Does not Christian Europe's great achievements in art, architecture, music, philosophy, literature, law and government, science, social justice, as well as a vibrant folk culture, reveal a religion wherein the human mind and soul can flourish? What kind of air would we be breathing today without our Christian past? What kind of air would we be breathing if we were still Christian?
"The post-Christian state will continue, for a time, to be supported by the religiosity and ethics of its Christian citizens. If their strength fails, the institution society needs lest it sink into anarchy will become iron-plating, leaving the individual no room to breathe as a person. It makes no difference to the enslaved person whether the institution is totalitarian at a national or international level. In regions such as this the institution of the Church, insofar as it still has any room to maneuver, becomes an island of freedom."--Hans Urs von Balthasar
First off, to speak of semitic cults in this connection is a combination of ignorance and bad manners that is not tolerable. It is a waste of time to speak of respecting a religion when you will not take the time to find out anything about it. It is also a waste of time to speak in general terms about Greco-Roman religion which, it is quite clear, you have not studied. You are simply repeating the very old and tired arguments made by Nietzsche and more recently by the followers of Alain de Benoit, a man who does know something, not about Christianity, but about ancient paganism.
If it were true that faithful Buddhists and Hindus never proselytized, then what nasty people they must be.
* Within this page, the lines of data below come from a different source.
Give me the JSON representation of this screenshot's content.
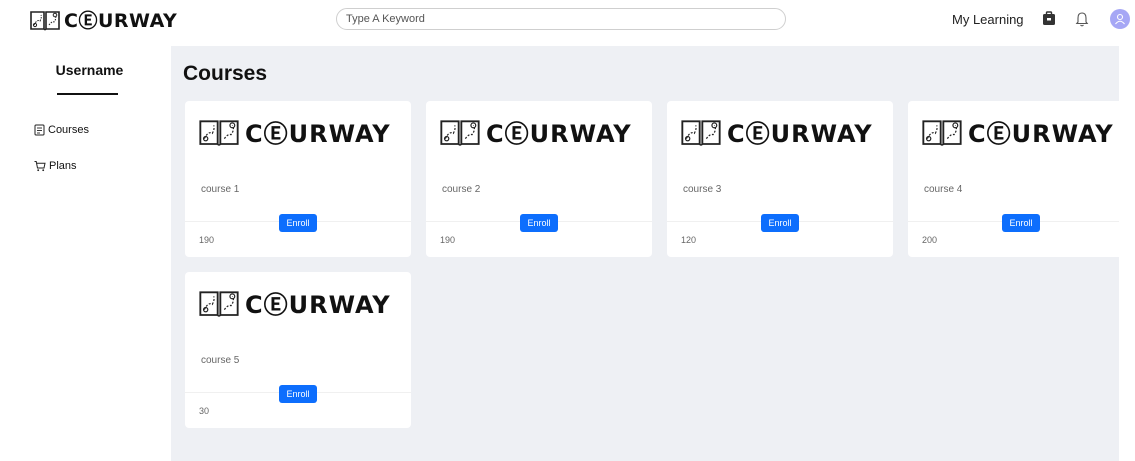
{
  "header": {
    "brand": "CⒺURWAY",
    "search_placeholder": "Type A Keyword",
    "my_learning": "My Learning",
    "icons": [
      "briefcase-icon",
      "bell-icon",
      "user-icon"
    ],
    "avatar_color": "#a6a7f5"
  },
  "sidebar": {
    "username": "Username",
    "items": [
      {
        "label": "Courses",
        "icon": "document-icon"
      },
      {
        "label": "Plans",
        "icon": "cart-icon"
      }
    ]
  },
  "main": {
    "title": "Courses",
    "background": "#eef0f4",
    "enroll_color": "#0d6efd",
    "courses": [
      {
        "logo_text": "CⒺURWAY",
        "name": "course 1",
        "enroll_label": "Enroll",
        "price": "190"
      },
      {
        "logo_text": "CⒺURWAY",
        "name": "course 2",
        "enroll_label": "Enroll",
        "price": "190"
      },
      {
        "logo_text": "CⒺURWAY",
        "name": "course 3",
        "enroll_label": "Enroll",
        "price": "120"
      },
      {
        "logo_text": "CⒺURWAY",
        "name": "course 4",
        "enroll_label": "Enroll",
        "price": "200"
      },
      {
        "logo_text": "CⒺURWAY",
        "name": "course 5",
        "enroll_label": "Enroll",
        "price": "30"
      }
    ]
  }
}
Epictetus, whom I can see you are not reading, in II.xx, ridicules the Epicureans for preaching far and wide that there is no such thing as natural fellowship (physike koinonia) and that those who say there is are deceiving others. "Why do you care, then? Allow us to be decived. Will you fare any the worse, if all the rest of us are persuaded that we do have a natural fellowship with one another....?" Why does anyone preach a sermon or write a book of theology or morals, if not to persuade others to follow his beliefs? One cannot both be a teacher and yet someone who does not teach. This is one of the benefits of the Western tradition, one never learned by the Eastern sages. It is the law of non-contradiction, discovered by Parmenides and codified by Aristotle. Let us be done with these futile over-generalizations that prevent those who utter them and those who read them from learning anything real.
So far as I understand India and China, it was a nightmare for the poor.
Where are the lives of the poor not a nightmare in ancient times? And still a nightmare in modern times in many parts of the world? Or perhaps because they were Easterners, they were not able to treat the slaves the way the Southerners treated chattel slaves (humanely) as has been argued in some posts here by some people. This is absurd. A slave is a slave--does'nt matter where--Life for the poor was not great either in Europe until modern times when they have begun to have the minimum.
Many Christians also practised slavery up until the modern times---
Once again, you are forcing your unreflective and uninformed opinions on a conversation. To avoid a further waste of time, I am shutting this down.